I read this book to get me back into reading after a lull for about a month and a half. I had burned out from an overly ambitious quest to read a ton on the Persians. Turns out I should probably mix in a few other topics! When I was younger I read a few of Grants books, and I found this at the used bookstore and figured, why not, maybe this will get me back on track! To my surprise: 1) this is book 2 in a 3 part series on the ancient Greeks, and I’ve already read book 3 years ago. 2) the way Grant writes this book, is by highlighting just under 40 great men of the Classical Era, in chronological fashion.
I really enjoyed it, though I will be honest, I couldn’t care less about the characters involved with art, philosophy or writings (except history) but I managed to get through it.
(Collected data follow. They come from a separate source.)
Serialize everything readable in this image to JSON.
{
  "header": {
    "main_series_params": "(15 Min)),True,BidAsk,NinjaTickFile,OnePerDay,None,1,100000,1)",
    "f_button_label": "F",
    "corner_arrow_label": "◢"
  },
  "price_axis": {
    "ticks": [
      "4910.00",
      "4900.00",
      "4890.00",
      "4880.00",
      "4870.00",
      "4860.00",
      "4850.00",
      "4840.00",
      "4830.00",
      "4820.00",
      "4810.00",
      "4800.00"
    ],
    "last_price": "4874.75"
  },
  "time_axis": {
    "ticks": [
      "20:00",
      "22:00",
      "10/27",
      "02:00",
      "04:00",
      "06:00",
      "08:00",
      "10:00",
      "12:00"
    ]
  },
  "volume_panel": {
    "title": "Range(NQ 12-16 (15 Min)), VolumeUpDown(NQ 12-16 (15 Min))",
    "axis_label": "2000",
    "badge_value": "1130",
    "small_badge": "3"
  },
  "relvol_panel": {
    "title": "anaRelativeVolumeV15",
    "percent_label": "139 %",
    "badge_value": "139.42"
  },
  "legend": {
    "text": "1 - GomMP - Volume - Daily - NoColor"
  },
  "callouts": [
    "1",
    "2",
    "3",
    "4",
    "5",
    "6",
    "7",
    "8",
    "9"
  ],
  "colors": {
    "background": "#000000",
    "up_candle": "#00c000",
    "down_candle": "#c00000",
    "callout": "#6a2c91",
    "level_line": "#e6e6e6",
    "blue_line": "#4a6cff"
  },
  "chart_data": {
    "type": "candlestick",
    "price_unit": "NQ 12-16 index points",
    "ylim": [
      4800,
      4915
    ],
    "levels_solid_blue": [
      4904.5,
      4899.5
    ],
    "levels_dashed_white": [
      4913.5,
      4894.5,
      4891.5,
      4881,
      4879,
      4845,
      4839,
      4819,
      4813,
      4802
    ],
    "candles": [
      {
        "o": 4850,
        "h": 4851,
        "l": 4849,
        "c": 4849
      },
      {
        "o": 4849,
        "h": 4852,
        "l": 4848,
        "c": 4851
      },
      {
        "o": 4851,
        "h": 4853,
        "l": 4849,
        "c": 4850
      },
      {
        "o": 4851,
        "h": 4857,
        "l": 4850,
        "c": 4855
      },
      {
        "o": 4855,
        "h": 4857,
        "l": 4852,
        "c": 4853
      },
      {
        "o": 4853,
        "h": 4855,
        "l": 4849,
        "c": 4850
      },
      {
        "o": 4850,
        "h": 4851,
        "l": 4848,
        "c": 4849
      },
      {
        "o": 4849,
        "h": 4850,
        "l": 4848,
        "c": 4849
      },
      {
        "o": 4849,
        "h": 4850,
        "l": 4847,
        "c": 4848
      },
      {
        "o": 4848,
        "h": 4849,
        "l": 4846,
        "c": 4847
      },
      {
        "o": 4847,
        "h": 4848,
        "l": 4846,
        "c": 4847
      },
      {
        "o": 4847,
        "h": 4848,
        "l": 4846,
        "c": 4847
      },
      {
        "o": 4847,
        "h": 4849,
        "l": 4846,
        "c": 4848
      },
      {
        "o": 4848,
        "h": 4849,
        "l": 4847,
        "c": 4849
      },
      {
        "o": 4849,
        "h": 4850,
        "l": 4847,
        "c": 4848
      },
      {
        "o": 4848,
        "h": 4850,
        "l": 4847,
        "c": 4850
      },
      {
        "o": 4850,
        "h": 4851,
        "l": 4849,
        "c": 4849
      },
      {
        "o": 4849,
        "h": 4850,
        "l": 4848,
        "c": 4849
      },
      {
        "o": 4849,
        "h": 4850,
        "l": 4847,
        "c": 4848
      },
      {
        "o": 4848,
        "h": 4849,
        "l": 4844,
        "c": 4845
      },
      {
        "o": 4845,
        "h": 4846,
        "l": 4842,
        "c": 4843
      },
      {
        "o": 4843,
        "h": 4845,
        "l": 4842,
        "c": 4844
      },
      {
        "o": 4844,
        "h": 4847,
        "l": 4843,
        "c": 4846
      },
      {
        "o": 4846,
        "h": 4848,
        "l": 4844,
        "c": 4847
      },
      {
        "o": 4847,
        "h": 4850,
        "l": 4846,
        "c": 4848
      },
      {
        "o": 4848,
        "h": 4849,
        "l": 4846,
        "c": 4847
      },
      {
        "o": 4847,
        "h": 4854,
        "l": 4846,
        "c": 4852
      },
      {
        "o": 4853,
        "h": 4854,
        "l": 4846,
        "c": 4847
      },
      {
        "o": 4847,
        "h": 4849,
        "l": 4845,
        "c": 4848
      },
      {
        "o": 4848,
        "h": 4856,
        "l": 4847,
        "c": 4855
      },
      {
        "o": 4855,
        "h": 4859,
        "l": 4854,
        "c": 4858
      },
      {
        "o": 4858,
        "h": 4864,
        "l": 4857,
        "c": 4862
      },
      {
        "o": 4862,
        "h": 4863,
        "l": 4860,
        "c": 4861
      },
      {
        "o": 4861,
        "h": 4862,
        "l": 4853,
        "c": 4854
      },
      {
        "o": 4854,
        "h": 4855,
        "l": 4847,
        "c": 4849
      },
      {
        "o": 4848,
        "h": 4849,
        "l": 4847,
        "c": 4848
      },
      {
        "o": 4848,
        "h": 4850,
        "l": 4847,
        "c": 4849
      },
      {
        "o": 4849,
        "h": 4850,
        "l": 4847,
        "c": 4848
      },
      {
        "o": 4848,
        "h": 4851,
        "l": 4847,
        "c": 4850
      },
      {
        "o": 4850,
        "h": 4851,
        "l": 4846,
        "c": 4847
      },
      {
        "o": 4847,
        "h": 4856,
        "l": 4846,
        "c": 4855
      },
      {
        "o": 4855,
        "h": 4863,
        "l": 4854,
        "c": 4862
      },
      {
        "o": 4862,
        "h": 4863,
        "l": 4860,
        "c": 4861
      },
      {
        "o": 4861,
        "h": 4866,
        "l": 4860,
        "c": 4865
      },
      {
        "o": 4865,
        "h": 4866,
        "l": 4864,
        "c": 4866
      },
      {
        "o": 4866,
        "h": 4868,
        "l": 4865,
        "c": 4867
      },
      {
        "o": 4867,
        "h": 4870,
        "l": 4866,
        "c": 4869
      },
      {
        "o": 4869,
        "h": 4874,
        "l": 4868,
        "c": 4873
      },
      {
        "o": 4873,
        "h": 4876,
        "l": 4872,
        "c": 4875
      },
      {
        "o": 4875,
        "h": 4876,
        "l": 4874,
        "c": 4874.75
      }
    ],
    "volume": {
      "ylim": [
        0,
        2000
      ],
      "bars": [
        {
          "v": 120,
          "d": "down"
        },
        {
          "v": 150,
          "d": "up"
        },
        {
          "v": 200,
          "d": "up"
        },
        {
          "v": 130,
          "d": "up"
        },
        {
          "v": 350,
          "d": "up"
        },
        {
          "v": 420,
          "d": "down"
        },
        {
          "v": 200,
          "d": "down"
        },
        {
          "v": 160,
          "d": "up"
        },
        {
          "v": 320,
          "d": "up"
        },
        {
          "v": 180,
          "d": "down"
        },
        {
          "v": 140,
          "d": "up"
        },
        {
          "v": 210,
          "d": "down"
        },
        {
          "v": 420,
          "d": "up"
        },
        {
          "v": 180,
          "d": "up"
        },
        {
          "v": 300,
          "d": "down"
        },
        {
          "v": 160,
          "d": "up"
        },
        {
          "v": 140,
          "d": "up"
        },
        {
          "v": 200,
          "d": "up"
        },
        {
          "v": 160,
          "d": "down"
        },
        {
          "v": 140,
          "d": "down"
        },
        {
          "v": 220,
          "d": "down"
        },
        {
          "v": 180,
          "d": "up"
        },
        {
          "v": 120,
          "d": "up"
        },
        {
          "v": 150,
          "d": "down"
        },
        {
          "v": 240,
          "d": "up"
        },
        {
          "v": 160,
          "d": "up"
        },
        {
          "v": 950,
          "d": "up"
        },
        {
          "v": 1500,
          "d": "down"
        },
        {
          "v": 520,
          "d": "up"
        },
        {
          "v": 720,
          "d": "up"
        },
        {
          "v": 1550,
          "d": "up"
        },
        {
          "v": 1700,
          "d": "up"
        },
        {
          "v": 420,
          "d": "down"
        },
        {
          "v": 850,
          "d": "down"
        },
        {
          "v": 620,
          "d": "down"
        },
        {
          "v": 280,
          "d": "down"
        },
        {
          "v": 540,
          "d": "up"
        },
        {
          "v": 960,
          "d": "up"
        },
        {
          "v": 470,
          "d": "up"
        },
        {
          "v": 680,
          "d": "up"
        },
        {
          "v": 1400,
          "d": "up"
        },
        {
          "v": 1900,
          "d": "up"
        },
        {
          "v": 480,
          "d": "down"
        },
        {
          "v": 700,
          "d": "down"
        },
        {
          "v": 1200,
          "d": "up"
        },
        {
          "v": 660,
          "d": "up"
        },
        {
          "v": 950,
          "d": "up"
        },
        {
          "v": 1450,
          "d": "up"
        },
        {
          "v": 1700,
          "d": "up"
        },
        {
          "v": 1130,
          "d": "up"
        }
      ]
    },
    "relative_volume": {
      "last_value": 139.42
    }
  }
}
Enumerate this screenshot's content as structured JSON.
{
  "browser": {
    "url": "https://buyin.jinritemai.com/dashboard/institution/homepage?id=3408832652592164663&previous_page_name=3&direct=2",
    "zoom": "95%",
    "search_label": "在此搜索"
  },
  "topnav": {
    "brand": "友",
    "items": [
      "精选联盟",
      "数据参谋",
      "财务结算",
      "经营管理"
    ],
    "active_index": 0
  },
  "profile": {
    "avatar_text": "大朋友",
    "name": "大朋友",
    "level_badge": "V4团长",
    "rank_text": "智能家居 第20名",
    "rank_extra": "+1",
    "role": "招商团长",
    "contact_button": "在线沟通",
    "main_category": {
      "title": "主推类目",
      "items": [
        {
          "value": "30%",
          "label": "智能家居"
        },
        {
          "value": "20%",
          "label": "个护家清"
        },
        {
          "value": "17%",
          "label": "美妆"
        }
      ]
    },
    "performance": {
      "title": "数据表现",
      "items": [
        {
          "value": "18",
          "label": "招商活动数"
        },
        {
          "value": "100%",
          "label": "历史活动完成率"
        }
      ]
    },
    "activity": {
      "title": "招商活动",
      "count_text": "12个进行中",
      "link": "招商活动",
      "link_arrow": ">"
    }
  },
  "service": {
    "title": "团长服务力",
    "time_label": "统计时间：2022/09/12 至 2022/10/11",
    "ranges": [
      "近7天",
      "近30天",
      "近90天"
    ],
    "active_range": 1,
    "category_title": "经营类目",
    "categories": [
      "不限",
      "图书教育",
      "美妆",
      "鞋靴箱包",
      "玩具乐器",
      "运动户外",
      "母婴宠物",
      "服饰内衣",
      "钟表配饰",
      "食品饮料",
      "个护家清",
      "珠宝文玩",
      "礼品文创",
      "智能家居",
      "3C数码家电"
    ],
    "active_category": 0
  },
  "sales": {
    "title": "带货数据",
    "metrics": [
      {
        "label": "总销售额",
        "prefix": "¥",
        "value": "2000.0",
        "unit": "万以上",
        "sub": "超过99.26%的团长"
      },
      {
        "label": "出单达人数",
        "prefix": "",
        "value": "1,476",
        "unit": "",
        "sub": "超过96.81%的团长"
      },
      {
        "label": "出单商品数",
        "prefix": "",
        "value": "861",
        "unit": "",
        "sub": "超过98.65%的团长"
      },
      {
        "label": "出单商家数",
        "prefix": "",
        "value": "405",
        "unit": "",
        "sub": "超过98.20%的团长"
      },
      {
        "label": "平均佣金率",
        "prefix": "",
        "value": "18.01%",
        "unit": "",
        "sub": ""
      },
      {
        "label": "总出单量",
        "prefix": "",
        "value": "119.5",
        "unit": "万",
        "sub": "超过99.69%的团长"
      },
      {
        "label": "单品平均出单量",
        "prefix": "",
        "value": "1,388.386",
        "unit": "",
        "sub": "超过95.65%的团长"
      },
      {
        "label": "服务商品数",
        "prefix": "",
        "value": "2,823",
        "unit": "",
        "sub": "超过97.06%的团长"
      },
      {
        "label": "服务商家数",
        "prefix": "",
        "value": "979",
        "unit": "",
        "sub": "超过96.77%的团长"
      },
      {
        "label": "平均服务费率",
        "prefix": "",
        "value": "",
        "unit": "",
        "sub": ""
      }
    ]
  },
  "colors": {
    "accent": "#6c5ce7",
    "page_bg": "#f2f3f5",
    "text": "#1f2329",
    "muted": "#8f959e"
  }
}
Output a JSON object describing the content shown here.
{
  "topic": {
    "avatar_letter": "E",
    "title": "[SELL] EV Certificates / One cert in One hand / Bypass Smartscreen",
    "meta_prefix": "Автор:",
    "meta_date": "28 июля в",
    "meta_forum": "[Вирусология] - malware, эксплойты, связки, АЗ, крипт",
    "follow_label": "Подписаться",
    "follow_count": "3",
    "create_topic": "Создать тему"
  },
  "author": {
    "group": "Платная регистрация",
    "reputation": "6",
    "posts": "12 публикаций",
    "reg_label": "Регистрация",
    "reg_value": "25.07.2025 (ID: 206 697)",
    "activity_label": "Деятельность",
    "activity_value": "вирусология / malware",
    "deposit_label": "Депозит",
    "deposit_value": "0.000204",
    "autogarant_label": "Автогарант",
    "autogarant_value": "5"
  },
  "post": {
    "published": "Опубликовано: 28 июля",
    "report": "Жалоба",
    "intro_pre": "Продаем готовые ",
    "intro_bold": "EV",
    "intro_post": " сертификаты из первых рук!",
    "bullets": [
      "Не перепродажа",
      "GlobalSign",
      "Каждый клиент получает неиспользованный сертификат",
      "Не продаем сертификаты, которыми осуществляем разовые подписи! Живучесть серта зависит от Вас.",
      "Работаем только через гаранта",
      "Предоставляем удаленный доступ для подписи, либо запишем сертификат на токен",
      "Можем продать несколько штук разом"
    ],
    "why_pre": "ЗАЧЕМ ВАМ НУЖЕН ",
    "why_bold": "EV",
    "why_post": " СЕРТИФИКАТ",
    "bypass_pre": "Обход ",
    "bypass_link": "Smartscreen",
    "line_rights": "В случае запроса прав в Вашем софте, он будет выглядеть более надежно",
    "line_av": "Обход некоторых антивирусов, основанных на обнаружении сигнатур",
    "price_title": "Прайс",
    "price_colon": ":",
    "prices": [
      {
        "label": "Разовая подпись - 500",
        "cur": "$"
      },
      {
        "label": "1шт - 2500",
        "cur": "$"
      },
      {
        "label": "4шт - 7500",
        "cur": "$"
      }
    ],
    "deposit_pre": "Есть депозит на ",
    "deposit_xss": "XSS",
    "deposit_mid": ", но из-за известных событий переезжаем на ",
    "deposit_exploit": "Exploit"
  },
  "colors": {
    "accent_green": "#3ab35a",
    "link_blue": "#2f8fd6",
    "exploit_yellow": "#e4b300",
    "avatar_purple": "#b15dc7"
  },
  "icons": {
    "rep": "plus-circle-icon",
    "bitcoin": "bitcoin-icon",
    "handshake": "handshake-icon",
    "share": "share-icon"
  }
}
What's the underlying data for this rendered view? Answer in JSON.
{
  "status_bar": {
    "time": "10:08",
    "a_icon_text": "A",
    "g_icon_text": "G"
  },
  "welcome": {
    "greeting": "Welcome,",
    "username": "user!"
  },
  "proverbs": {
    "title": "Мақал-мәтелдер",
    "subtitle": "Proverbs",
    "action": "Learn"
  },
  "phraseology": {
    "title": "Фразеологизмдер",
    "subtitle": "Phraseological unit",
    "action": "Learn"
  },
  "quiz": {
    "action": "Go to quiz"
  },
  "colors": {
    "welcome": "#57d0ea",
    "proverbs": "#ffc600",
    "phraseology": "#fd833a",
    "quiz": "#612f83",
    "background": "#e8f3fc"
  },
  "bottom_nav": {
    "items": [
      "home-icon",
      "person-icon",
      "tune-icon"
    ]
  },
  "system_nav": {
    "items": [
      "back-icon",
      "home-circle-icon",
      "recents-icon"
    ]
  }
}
I did really like the chapters on the political and military men, I think Grant does a great job of giving the reader a good introduction into each one.
All in all I would recommend this book as an alternative way to be introduced to the topic of Classical Greece. Grant does an excellent job of telling the story through the eyes of its many characters in the period of 500BC-322BC. Along with this book I would get a more mainstream introduction to Classical Greece as well to compare and contrast, which there are many out there both academic and contemporary with maps, pictures etc I’d also recommend this to a young student, in fact any of Grants works I’d recommend as he is great at conveying his vast academic knowledge into a common sense reading style!
No objections to the so-called 'historical workshop' of Michael Grant, however it was and still is hard to tell for me what the idea behind this book really was. The title says it all: it is a book about the most famous (and some less-so) Greeks of hte classical period and their achievements. In case of some ancient authors, such as Demosthenes, Herodotus or Socrates it gives summaries of their works, which seem a bit pointless, for it is much better to read them on your own accord instead. In other chapters it gives too much detail to some structures and/or objects with the Mausoleum of Halicarnassus recieving a huge ammount of detail unlike other mentioned structures, political events, art, ancient literature. My version of the book is 337 pages long but the actual content minus appendixes and bibliography is 260. Overall - in case of history, the book is good, but the style and intention reamins somewhat confusing.
Dry overview of Classical Greece via 40 personalities. Largely emotion-free statements of facts, names, dates. Interesting with respect to providing a survey.
Lots of interesting history and analysis, well-balanced. But the unusual organization does nothing to promote insight or readability. Finding places and dates of events is far too hard.